Por que a observabilidade além do uptime virou novo pilar de segurança e governança
Por Vanderlei Junior
Para quem mantém empresas e serviços funcionando, a segurança de verdade começa bem antes do clique do usuário. Ela nasce nos bastidores de como a organização monitora seus sistemas, enxerga o que está acontecendo em tempo real e reage rápido quando algo sai do padrão. É nesse contexto que entram observabilidade e governança, garantindo visibilidade integrada de rede, aplicações, nuvem e dispositivos, identificando sinais de ataque ou falha com antecedência e assegurando que regras e controles sejam aplicados de forma contínua, não apenas quando ocorre um incidente.
Nos últimos anos, a forma de monitorar sistemas mudou bastante. Antes, a preocupação era quase só saber se um serviço estava no ar e se estava rápido. Hoje, com o aumento de ataques, golpes digitais e falhas em cadeia, a observabilidade virou peça-chave para manter os recursos digitais de pé e seguros.
Isso porque o ambiente de TI ficou muito mais complexo: aplicações são formadas por vários serviços pequenos, há integrações por APIs (interfaces abertas) o tempo todo, e muitas empresas usam mais de uma nuvem, além de sistemas internos. Nesse cenário, não basta olhar um painel e ver “está tudo verde”.
O que faz diferença é ter visibilidade real do que acontece internamente, acompanhar sinais e eventos em tempo real, entender a origem dos problemas, identificar comportamentos fora do padrão e agir com rapidez para evitar impactos operacionais ou incidentes de segurança de maior proporção.
Observabilidade deixou de ser apenas uma prática de monitoramento. Hoje, ocupa papel central na proteção e no controle do ambiente de TI.
Quando confiabilidade e segurança falam a mesma língua
A rotina diária dos profissionais que trabalham com Engenharia de Confiabilidade de Sites (SRE) demonstra que os problemas mais graves dificilmente têm início com uma notificação de colapso total.
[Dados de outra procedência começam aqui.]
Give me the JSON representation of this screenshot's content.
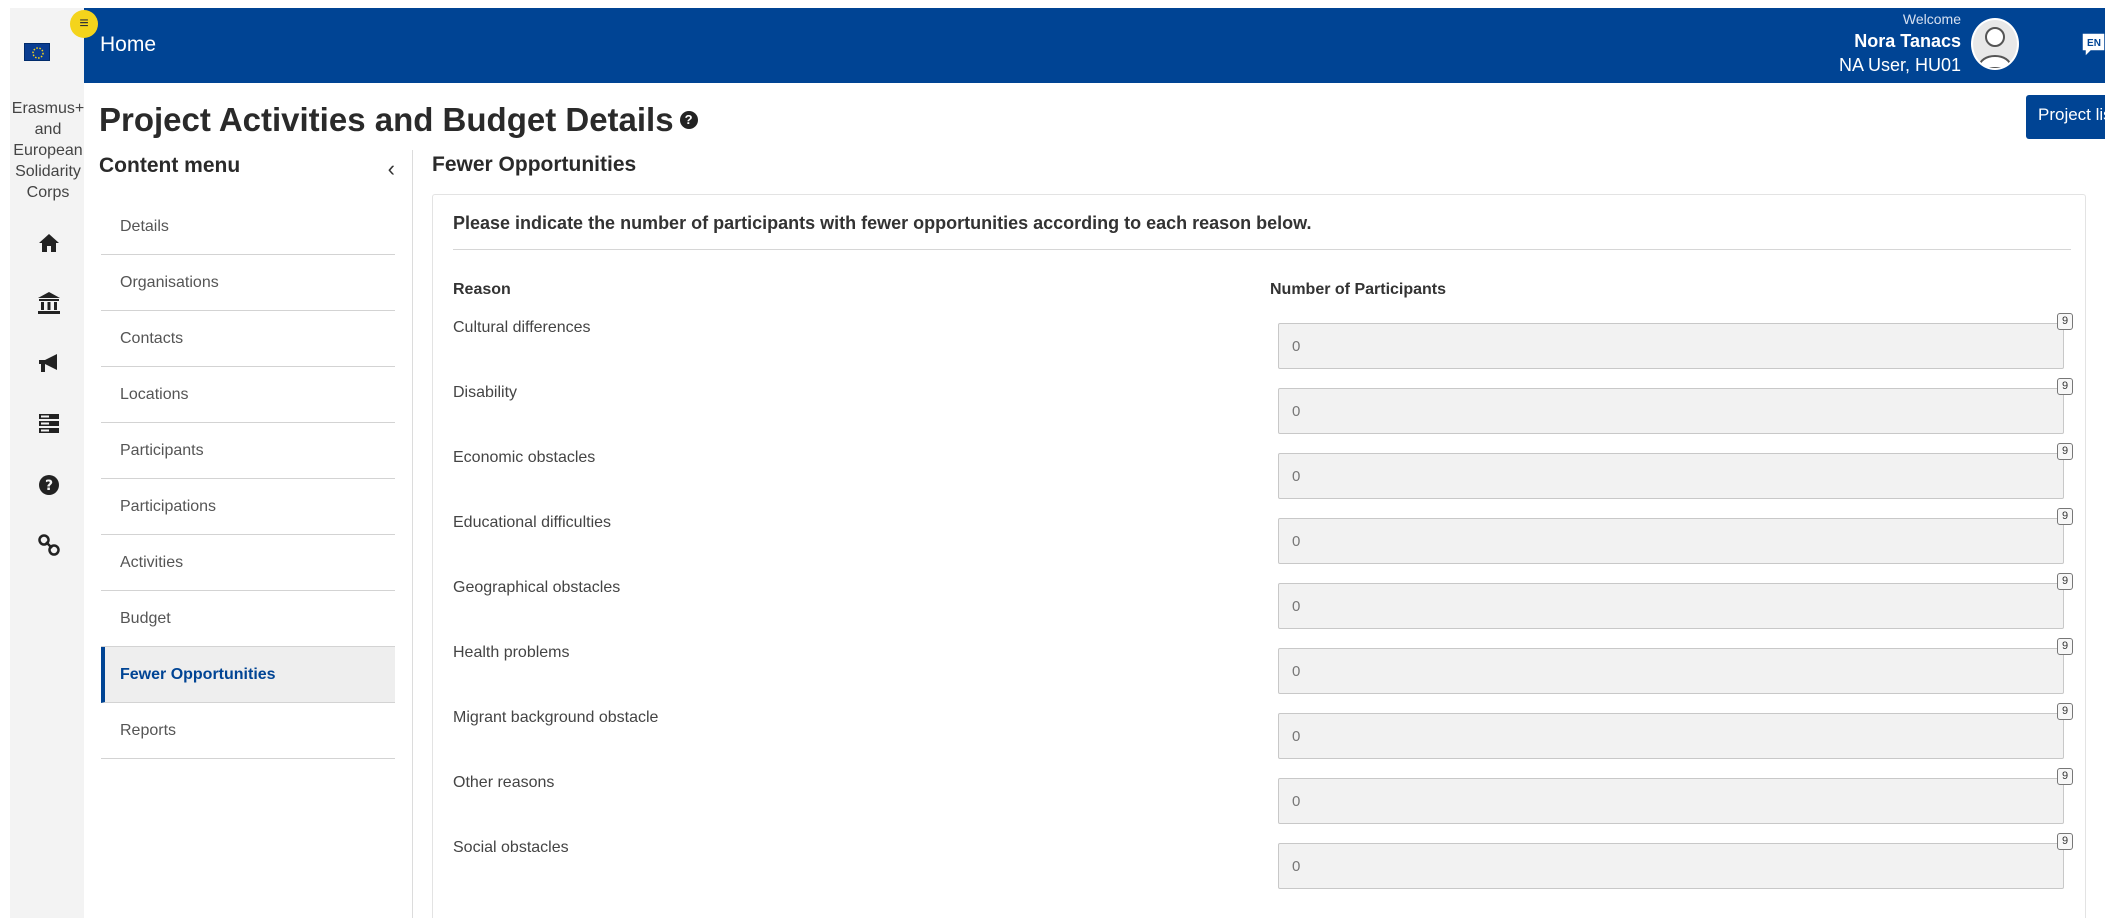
{
  "rail": {
    "brand_lines": [
      "Erasmus+",
      "and",
      "European",
      "Solidarity",
      "Corps"
    ],
    "menu_icon": "hamburger-icon",
    "icons": [
      "home-icon",
      "institution-icon",
      "megaphone-icon",
      "database-icon",
      "help-icon",
      "link-icon"
    ]
  },
  "header": {
    "home_label": "Home",
    "welcome": "Welcome",
    "user_name": "Nora Tanacs",
    "user_org": "NA User, HU01",
    "language": "EN",
    "accent": "#004494"
  },
  "page": {
    "title": "Project Activities and Budget Details",
    "project_list_label": "Project list"
  },
  "content_menu": {
    "title": "Content menu",
    "items": [
      {
        "label": "Details",
        "active": false
      },
      {
        "label": "Organisations",
        "active": false
      },
      {
        "label": "Contacts",
        "active": false
      },
      {
        "label": "Locations",
        "active": false
      },
      {
        "label": "Participants",
        "active": false
      },
      {
        "label": "Participations",
        "active": false
      },
      {
        "label": "Activities",
        "active": false
      },
      {
        "label": "Budget",
        "active": false
      },
      {
        "label": "Fewer Opportunities",
        "active": true
      },
      {
        "label": "Reports",
        "active": false
      }
    ]
  },
  "main": {
    "section_title": "Fewer Opportunities",
    "intro": "Please indicate the number of participants with fewer opportunities according to each reason below.",
    "col_reason": "Reason",
    "col_number": "Number of Participants",
    "rows": [
      {
        "reason": "Cultural differences",
        "value": "0",
        "badge": "9"
      },
      {
        "reason": "Disability",
        "value": "0",
        "badge": "9"
      },
      {
        "reason": "Economic obstacles",
        "value": "0",
        "badge": "9"
      },
      {
        "reason": "Educational difficulties",
        "value": "0",
        "badge": "9"
      },
      {
        "reason": "Geographical obstacles",
        "value": "0",
        "badge": "9"
      },
      {
        "reason": "Health problems",
        "value": "0",
        "badge": "9"
      },
      {
        "reason": "Migrant background obstacle",
        "value": "0",
        "badge": "9"
      },
      {
        "reason": "Other reasons",
        "value": "0",
        "badge": "9"
      },
      {
        "reason": "Social obstacles",
        "value": "0",
        "badge": "9"
      }
    ]
  }
}
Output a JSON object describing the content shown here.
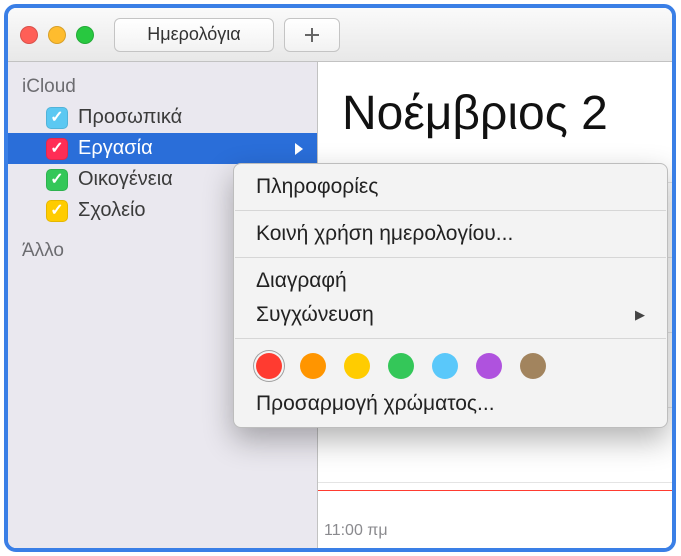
{
  "toolbar": {
    "calendars_label": "Ημερολόγια"
  },
  "sidebar": {
    "section_icloud": "iCloud",
    "section_other": "Άλλο",
    "items": [
      {
        "label": "Προσωπικά",
        "color": "#5bc8f2"
      },
      {
        "label": "Εργασία",
        "color": "#ff2d55"
      },
      {
        "label": "Οικογένεια",
        "color": "#34c759"
      },
      {
        "label": "Σχολείο",
        "color": "#ffcc00"
      }
    ]
  },
  "main": {
    "month_title": "Νοέμβριος 2",
    "time_label": "11:00 πμ"
  },
  "context_menu": {
    "info": "Πληροφορίες",
    "share": "Κοινή χρήση ημερολογίου...",
    "delete": "Διαγραφή",
    "merge": "Συγχώνευση",
    "custom_color": "Προσαρμογή χρώματος...",
    "colors": [
      "#ff3b30",
      "#ff9500",
      "#ffcc00",
      "#34c759",
      "#5ac8fa",
      "#af52de",
      "#a2845e"
    ]
  }
}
Na realidade, geralmente apresentam indícios sutis, como uma variação incomum no tempo de resposta ou uma quantidade de solicitações que se desvia minimamente do comportamento usual. O risco surge porque invasões maliciosas e uso indevido dos sistemas replicam esse modo de disfarce. Eles intencionalmente se ocultam dentro de medições, registros e rastreamentos que, observados separadamente e sem o quadro completo, parecem totalmente benignos.
É nesse ponto que a observabilidade funciona como o elo conectivo entre as equipes de SRE e as de segurança de operações. Ao cessar o trabalho isolado e começarem a ter o mesmo entendimento sobre as informações, o caráter das apurações se transforma radicalmente. Uma dificuldade que, no começo, seria vista apenas como um obstáculo de velocidade pode mostrar, numa checagem conjunta, um uso indevido contínuo de interfaces de programação ou uma manobra de automatização com intenção ruim. Essa colaboração não só diminui a confusão nas operações, como também agiliza o período necessário para resolver falhas que seriam capazes de prejudicar bastante a credibilidade junto aos consumidores e ao mercado.
O próximo passo: Governança e dados
Essa discussão precisa avançar. Já não se trata apenas de manter a segurança operacional, mas de estruturar a governança de dados, com clareza sobre onde as informações estão armazenadas, como circulam, quem tem acesso e de que forma são utilizadas.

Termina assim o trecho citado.